Igor Volobouev a rappelé que le gazoduc Riga-Panevezis était resté un certain temps non opérationnel car le gaz arrivait en Lituanie par la Biélorussie. "Nous avons demandé à la Lettonie de l'ouvrir et elle a accepté", a-t-il indiqué.
Gazprom fait tout son possible pour utiliser toutes ses réserves et compenser les pertes de gaz, a encore relevé le représentant du groupe gazier russe.
D'autre part, Igor Volobouev a précisé que 20% des livraisons d'exportation de Gazprom passent par le territoire biélorusse.
La société gazière russe a du arrêter les livraisons de gaz en Biélorussie et son transit par le territoire de ce pays suite aux cas de prélèvements non sanctionnés de combustible par la société publique biélorusse Beltransgaz.

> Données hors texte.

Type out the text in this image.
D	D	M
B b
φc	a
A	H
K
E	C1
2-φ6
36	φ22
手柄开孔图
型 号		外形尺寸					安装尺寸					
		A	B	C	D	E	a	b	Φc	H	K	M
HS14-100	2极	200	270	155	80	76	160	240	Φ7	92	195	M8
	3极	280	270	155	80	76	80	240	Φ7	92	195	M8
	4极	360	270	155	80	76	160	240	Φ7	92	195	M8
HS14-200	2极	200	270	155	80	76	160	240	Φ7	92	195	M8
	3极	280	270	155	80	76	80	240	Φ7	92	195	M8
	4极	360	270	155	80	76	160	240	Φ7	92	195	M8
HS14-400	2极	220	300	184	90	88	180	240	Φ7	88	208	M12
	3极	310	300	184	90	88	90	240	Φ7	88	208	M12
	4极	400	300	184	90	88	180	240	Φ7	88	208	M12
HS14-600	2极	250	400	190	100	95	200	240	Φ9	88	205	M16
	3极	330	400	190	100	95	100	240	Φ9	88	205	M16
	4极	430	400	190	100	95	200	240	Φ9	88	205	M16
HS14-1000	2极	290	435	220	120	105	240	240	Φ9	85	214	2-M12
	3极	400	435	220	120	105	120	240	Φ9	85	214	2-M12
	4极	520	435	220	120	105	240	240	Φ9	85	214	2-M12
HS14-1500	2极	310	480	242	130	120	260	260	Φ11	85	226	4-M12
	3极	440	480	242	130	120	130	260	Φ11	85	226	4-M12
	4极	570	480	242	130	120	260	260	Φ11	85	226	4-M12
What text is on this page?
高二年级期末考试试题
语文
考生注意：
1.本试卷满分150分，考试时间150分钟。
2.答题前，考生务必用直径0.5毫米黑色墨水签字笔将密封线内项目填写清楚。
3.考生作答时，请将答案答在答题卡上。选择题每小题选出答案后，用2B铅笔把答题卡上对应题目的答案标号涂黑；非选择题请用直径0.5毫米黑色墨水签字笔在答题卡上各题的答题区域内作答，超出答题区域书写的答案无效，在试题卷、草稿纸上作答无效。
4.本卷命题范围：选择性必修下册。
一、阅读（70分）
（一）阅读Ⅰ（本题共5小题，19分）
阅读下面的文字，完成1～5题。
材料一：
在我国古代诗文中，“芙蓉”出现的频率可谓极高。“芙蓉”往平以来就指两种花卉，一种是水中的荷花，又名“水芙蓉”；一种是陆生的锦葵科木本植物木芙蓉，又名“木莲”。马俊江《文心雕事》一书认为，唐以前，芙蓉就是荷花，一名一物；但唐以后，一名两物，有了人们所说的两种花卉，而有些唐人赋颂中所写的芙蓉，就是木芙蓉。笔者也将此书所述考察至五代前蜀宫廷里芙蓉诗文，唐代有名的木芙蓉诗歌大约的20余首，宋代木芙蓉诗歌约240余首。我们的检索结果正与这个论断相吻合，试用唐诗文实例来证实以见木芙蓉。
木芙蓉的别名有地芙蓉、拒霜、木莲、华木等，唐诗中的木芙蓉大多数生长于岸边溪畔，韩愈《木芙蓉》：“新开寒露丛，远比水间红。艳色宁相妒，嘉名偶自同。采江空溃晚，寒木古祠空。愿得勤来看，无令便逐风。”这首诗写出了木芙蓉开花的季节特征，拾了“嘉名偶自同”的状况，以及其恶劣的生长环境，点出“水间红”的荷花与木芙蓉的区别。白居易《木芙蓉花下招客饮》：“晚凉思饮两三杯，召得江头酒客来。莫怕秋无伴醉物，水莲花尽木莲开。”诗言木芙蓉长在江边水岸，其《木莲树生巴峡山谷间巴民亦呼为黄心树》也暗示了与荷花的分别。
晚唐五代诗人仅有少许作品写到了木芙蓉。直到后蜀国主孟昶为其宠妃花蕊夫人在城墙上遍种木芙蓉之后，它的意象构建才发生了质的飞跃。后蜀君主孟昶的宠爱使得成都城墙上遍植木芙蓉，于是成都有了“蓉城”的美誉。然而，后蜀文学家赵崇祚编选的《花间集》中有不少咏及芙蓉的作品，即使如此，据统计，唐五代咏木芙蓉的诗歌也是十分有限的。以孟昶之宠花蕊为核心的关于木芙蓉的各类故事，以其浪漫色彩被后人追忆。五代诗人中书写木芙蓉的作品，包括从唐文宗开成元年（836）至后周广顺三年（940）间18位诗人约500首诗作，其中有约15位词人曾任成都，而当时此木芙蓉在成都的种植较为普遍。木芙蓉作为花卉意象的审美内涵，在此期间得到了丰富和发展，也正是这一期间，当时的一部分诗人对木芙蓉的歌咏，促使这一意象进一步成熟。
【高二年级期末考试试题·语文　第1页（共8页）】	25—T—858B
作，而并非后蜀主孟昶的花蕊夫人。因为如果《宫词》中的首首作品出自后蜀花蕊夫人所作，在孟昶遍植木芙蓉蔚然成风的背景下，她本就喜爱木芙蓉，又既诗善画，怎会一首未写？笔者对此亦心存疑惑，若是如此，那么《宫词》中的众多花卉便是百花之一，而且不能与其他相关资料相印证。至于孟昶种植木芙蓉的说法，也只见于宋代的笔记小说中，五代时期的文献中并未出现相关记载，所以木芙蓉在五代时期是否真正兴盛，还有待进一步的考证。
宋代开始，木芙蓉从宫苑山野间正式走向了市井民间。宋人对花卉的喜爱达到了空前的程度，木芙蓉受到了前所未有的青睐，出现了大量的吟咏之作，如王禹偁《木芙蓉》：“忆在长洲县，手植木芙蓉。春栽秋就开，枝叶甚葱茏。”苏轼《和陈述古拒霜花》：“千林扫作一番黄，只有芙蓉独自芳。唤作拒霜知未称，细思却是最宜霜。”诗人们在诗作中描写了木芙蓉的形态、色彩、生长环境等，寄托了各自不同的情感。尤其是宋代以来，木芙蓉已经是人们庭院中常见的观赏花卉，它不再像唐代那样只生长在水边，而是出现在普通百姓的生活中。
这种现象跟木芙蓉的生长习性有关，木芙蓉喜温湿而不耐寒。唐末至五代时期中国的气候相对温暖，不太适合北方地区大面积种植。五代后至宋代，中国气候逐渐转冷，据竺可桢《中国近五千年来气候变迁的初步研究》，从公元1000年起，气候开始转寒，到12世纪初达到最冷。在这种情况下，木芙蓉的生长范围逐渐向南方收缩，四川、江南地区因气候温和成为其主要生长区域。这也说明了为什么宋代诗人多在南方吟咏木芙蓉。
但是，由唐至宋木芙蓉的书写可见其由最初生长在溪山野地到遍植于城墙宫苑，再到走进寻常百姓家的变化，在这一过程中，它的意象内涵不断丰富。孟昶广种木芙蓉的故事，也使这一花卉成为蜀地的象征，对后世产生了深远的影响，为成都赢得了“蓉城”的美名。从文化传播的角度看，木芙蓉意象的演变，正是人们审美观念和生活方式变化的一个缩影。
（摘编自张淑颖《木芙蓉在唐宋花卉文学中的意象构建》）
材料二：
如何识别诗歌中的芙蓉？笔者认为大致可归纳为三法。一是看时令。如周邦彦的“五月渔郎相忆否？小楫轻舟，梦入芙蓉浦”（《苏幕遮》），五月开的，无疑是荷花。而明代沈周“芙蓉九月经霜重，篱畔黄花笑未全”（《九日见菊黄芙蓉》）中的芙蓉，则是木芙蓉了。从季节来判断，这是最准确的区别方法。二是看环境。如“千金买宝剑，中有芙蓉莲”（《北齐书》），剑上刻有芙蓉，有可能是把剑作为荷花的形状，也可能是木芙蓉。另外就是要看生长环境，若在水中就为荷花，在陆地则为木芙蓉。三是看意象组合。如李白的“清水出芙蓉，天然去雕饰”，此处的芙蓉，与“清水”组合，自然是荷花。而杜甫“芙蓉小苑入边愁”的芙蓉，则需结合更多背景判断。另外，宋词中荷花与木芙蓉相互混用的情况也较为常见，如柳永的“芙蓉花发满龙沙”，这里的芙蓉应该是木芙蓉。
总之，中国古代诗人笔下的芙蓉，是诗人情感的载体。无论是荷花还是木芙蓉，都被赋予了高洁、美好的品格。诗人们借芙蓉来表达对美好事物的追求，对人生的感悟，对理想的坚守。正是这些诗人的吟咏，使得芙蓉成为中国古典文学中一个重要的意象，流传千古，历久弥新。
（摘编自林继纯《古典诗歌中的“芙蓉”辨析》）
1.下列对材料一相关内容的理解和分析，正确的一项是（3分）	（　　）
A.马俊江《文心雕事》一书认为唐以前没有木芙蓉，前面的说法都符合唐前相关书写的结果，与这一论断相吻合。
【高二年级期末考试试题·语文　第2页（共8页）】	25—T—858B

"A 10 h 00 mercredi, les livraisons de gaz russe aux consommateurs biélorusses ont été limitées. Ces restrictions ont fait suite à la demande du fournisseur indépendant, TransNafta, selon qui les volumes de gaz contractés avaient déjà été consommés par Beltransgaz, alors que de nouveaux contrats n'étaient pas encore signés par la partie biélorusse", lit-on dans un communiqué de presse de Gazprom.
"Dans le but de garantir la reprise des livraisons intégrales, il avait été recommandé à la partie biélorusse de signer sans délai les nouveaux contrats. Au lieu de cela, Beltransgaz s'est mis à prélever du gaz russe livré par transit aux pays tiers. Face à cette situation, Gazprom a dû arrêter complètement les livraisons du gaz russe en Biélorussie et son transit par le territoire de ce pays", a-t-on indiqué à la société gazière russe.
"La partie biélorusse assume l'entière responsabilité pour la violation des engagements contractuels de Gazprom devant ses clients étrangers", a-t-on souligné à la société.